Truckle's face reddened as he stared back at the empty cell. "He's mocking us, Waltraud," he tucked his hands in his pockets and was about to pull out one of the pills his psychiatrist prescribed him. He didn’t want to expose himself in front of his staff. If they knew their boss needed help just like any other madman in the asylum, it'd be the end of his career. "He is bloody mocking us, and I am dying to know what he has on his mind," he said, crushing the pill into powder with his fingers. He didn’t mind it laying in the bottom of his pockets. He had a lot of pills, and used to take four to six a day to calm down.
"Maybe he really
is
mad," Ogier mooed from behind.

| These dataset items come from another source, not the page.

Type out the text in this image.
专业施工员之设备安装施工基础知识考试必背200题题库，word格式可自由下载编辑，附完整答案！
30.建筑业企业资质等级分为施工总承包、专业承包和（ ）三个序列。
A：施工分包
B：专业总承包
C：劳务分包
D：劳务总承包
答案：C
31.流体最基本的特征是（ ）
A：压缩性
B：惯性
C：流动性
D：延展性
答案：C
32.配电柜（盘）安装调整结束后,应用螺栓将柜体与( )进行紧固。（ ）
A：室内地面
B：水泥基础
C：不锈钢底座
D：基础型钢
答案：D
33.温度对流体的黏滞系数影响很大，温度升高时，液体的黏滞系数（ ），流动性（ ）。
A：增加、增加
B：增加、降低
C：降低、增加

No one even paid attention to him. “Or why would he always come back?”
"I think it's that Alice in Under Ground book he always keeps with him," Waltraud suggested, pointing at the book laid on the couch. "I heard he started killing after reading it."
Silence invaded the room, as everyone wondered where Professor Carter Pillar was at the moment.
Chapter 5
Entrance, the Radcliffe Lunatic Asylum
A black limousine halted abruptly before the Radcliffe Asylum’s entrance. The recklessness of its driver alerted security at the main gate. They held their guns, squinting their eyes against the framed windows of the unusually long limo. A series of uninterrupted laughter crackled from inside, as the music of the Beatles was playing somewhere in the back. The passengers sang Lucy in the Sky with Diamonds, except that in their version, it was “Alice.”

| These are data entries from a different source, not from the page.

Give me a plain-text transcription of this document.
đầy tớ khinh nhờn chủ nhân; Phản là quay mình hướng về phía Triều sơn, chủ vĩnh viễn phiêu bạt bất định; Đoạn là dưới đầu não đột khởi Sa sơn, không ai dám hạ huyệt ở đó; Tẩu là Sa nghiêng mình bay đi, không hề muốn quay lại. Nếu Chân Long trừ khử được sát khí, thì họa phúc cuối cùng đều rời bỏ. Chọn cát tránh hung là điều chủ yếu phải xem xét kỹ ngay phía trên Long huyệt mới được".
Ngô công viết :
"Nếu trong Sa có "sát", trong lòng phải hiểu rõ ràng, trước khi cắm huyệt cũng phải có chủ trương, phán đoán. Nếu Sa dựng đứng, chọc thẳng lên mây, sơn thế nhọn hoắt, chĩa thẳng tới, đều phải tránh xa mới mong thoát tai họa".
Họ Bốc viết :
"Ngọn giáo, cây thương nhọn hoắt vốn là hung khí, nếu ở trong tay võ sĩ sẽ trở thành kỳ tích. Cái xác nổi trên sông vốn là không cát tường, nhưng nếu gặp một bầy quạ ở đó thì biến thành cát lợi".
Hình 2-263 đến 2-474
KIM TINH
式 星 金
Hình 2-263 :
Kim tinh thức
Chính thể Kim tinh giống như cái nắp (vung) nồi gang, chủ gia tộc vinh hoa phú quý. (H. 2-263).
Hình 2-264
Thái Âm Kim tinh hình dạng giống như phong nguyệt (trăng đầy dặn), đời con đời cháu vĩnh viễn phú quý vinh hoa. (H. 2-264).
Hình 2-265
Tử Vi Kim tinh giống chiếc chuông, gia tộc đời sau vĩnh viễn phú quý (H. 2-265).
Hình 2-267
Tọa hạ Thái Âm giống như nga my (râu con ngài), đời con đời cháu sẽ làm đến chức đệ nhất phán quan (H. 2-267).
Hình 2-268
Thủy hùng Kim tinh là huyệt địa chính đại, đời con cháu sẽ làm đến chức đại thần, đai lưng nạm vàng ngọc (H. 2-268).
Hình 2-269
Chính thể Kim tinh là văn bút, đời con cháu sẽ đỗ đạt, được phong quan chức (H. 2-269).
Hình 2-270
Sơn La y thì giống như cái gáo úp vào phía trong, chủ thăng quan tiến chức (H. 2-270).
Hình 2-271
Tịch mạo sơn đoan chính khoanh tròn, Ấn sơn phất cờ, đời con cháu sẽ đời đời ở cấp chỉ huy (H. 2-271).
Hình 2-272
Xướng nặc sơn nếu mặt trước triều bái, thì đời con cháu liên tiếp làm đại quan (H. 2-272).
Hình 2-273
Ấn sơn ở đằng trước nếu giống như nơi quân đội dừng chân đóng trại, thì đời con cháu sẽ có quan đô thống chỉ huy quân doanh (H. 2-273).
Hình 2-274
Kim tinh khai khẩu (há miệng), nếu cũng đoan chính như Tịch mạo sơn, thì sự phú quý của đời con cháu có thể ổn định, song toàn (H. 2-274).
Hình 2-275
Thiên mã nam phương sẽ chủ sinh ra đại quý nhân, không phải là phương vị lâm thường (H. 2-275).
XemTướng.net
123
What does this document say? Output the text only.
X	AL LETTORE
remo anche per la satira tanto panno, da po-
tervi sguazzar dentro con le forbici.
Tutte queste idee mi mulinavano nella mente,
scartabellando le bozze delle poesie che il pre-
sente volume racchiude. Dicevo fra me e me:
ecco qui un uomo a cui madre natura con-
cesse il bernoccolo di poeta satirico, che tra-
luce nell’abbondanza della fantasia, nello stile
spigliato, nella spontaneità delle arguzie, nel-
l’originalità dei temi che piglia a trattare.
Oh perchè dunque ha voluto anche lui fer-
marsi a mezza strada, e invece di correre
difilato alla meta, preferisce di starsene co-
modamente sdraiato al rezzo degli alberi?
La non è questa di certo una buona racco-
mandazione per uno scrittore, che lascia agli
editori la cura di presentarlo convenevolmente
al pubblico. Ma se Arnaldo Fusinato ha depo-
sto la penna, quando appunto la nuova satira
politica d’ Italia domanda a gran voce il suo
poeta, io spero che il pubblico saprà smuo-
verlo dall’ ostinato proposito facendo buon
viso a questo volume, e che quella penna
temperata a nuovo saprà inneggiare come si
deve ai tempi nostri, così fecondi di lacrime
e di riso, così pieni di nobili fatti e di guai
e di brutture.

A chauffeur got out and hurried to open the door for his partying passengers in the back. He was so devoted to his job, he hadn't even noticed the security guards with their guns aimed at the limousine. The chauffeur was short. He wore a tuxedo that was too long, as if he’d borrowed it. His face was funny in the strangest ways. It was full of freckles, spattered around a small and pointy nose. A chortle almost escaped one of the security guards upon noticing the chauffeur’s thin mustache. It looked more like a rat’s whiskers.